Iran’s Revolutionary Guards develop ‘mass surveillance’ apps to spy on Regime Opponents

 by Staff writer, SF
After an extensive investigation, Paris-based National Council of Resistance of Iran, a leading Iranian exile dissident group released a report on Thursday saying that
Iran’s intelligence services have “significantly accelerated” spying on their own citizens in the wake of anti-regime protests that rocked the nation.

According to the group’s sources inside the government, the country’s Islamic Revolutionary Guard Corps and Ministry of Intelligence and Security are engaging in “mass surveillance” of protesters and dissidents using state-produced mobile phone apps.

The U.S. intelligence released its annual “Worldwide Threat Assessment” of increased cyberthreats emanating from Iran. Director of National Intelligence Dan Coats delivered this global survey to Congress on Tuesday, and it revealed that Iran, along with Russia, China and North Korea, will “pose the greatest cyber threats to the United States during the next year.”

“We assess that Iran will continue working to penetrate U.S. and allied networks for espionage and to position itself for potential future cyber attacks,” he said. The primary focus of Tehran’s cyber attacks, the report said, will not be the U.S. but regional adversaries such as Saudi Arabia and Israel.

Days later, the NCRI said the Islamic Revolutionary Guard Corps had deployed social media spyware. While not immediately verifiable, it is believed that this spyware is so successful that millions of users outside Iran might also be at risk.

An internal network of sources tied to the People’s Mujahedeen Organization of Iran or MEK, who is the principal member of the NCRI and is credited with exposing secret Iranian nuclear facilities in the early 2000s, has uncovered the regime’s use of “mass surveillance through malicious codes embedded in IRGC mobile apps to actively disrupt the communication of protesters and dissidents.” Further, the report said, “IRGC front companies are developing spyware-enabled apps for cyber-surveillance and repression.”

It is believed that the apps have penetrated platforms promoted by Google and Apple and are tied to Telegram, which is heavily used in Iran. “Ironically, some of these spyware-enabled apps are available on Google Play, Apple Store, and GitHub, potentially exposing millions of users worldwide to the IRGC’s spyware and surveillance activities,” the report said.

The deputy director of the NCRI’s Washington office, Alireza Jafarzadeh, said, “The IRGC has weaponized Western cyber technology to target its own people. The organization that’s developing these apps is also responsible for the regime’s cyber warfare against the United States.” He added, “What the regime is doing is testing the success of these apps on the people of Iran first. If not confronted, the next victims will be the people of other nations, and that’s why it’s so important to react and do something.”
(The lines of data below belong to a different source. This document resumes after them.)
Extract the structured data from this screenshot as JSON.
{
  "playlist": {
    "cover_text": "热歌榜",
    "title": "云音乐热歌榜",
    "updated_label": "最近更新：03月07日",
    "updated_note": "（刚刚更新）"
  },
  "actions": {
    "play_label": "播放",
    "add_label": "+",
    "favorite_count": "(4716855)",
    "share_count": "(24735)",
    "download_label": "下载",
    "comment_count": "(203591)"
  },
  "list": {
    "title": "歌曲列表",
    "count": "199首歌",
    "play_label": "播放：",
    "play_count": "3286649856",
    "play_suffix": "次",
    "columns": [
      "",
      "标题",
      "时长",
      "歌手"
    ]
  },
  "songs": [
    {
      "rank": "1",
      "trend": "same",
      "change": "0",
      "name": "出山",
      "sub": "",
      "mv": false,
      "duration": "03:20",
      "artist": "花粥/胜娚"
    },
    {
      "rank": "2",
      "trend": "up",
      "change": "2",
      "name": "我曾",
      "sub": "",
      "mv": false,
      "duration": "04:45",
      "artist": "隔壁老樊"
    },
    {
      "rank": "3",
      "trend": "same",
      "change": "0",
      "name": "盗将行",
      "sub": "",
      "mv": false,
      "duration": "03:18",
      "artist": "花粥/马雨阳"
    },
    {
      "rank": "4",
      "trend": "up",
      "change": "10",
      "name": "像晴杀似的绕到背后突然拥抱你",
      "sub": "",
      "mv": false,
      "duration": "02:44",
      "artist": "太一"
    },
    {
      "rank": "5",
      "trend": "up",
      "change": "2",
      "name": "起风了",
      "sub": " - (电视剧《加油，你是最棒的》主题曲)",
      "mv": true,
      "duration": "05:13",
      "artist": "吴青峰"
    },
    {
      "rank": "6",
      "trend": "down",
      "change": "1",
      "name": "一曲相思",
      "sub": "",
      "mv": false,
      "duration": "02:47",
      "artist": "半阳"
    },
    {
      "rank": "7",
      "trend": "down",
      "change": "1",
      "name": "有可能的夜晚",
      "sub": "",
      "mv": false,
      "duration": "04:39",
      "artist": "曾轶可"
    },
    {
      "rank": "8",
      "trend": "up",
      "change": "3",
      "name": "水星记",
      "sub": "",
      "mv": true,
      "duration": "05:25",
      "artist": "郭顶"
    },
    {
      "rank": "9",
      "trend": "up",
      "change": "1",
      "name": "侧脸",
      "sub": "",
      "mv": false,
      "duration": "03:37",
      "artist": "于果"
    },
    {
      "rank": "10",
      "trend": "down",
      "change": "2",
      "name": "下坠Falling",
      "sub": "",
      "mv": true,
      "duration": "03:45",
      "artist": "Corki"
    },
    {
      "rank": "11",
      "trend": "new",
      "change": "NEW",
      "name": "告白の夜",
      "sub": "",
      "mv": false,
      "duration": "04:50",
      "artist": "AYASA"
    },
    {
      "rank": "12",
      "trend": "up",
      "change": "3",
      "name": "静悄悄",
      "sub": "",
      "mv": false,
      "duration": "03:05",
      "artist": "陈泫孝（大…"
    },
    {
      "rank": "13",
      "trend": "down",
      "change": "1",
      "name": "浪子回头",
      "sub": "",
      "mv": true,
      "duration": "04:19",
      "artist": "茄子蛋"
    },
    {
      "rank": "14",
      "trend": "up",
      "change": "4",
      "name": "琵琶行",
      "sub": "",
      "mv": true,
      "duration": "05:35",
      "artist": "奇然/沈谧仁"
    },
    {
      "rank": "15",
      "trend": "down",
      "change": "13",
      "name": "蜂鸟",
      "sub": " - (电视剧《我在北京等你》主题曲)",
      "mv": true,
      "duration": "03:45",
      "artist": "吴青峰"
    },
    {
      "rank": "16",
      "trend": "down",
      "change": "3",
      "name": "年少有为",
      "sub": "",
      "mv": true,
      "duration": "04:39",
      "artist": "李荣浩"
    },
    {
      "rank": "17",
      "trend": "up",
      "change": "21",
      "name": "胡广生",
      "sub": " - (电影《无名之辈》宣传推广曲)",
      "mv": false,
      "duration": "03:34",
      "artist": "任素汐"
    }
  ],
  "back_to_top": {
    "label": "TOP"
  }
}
Telegram CEO Pavel Durov has warned about the security weaknesses of Mobogram, a Persian-language “fork” that contains security “back doors” that can be easily hacked. Durov said on Twitter that the app is “an outdated and potentially insecure fork of Telegram from Iran” and told his followers, “I don’t advise to use it.”

Mr. Jafarzadeh ays these warnings are not enough and Telegram should “deny licenses to those developers who are IRGC people.” He continued, “The ordinary person in Iran doesn’t know any of these things. They don’t have the tools and can easily fall into this trap.” The NCRI deputy director would like the U.S. government to put more pressure on American companies like Google and Apple to discontinue allowing apps tied to the IRGC on their platforms.

An estimated 48 million of Iran’s 80 million citizens own smartphones. The report said that during the wave of anti-regime demonstrations in cities across the country late last year and in early January, “mobile devices and social messaging platforms played a significant role in helping the protesters to organize, exchange information between different locales, and get their message out to the rest of the world.” Further, “The protesters’ use of cyber technology proved to be the regime’s Achilles’ heel since it could not, despite a huge show of force, stop the expansion of protests,” the report said.

IRGC-led domestic cyber warfare is a violation of Article 19 of the United Nations-backed Universal Declaration of Human Rights, argues the NCRI. The dissident group also said that Iranian universities have become “a recruiting ground for IRGC cyber warfare personnel,” with recruits hired through front companies that “often engage in ‘research’ activities with a few of the IRGC’s ‘handpicked professors.’” Thursday’s report added that “many of these recruits leave once they discover the companies’ links to the IRGC.”